« Ceux qui transforment tout en commerce, y compris les vies humaines, n'ont aucune morale pour pointer Cuba du doigt, absolument aucune. Ceux qui s'acharnent aujourd'hui contre notre nation le font parce qu'ils sont malades de rage face à la décision souveraine de ce peuple de choisir son modèle politique », a déclaré, depuis son compte X, le premier secrétaire du Comité central du Parti et président de la République, Miguel Díaz-Canel Bermúdez, face à l'escalade de la rhétorique contre Cuba depuis les États-Unis.
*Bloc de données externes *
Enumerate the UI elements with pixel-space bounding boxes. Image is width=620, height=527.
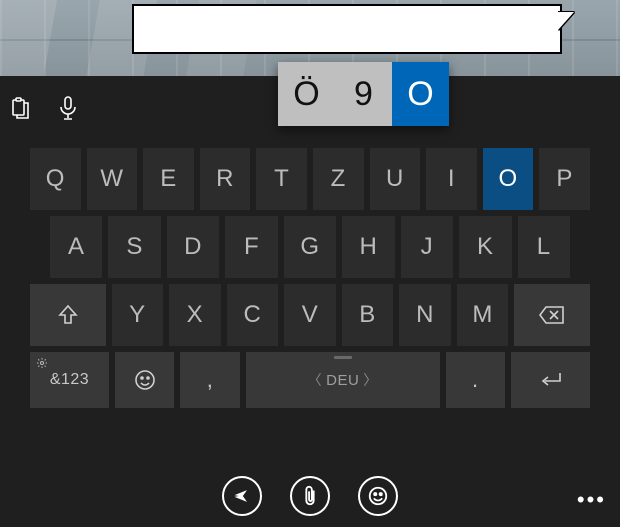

Dans son message, le chef de l'État a ajouté que « ceux qui accusent la Révolution des graves pénuries économiques dont nous souffrons devraient se taire par honte. Car ils savent et reconnaissent que celles-ci sont le résultat des mesures draconiennes d'étranglement extrême que les États-Unis nous imposent depuis six décennies et menacent aujourd'hui de renforcer ».
« Cuba est une nation libre, indépendante et souveraine. Personne ne nous dicte ce que nous devons faire. Cuba n'agresse personne, elle est agressée par les États-Unis depuis 66 ans, et elle ne menace personne, elle se prépare, prête à défendre la patrie jusqu'à la dernière goutte de sang », a souligné le président Díaz-Canel dans son message.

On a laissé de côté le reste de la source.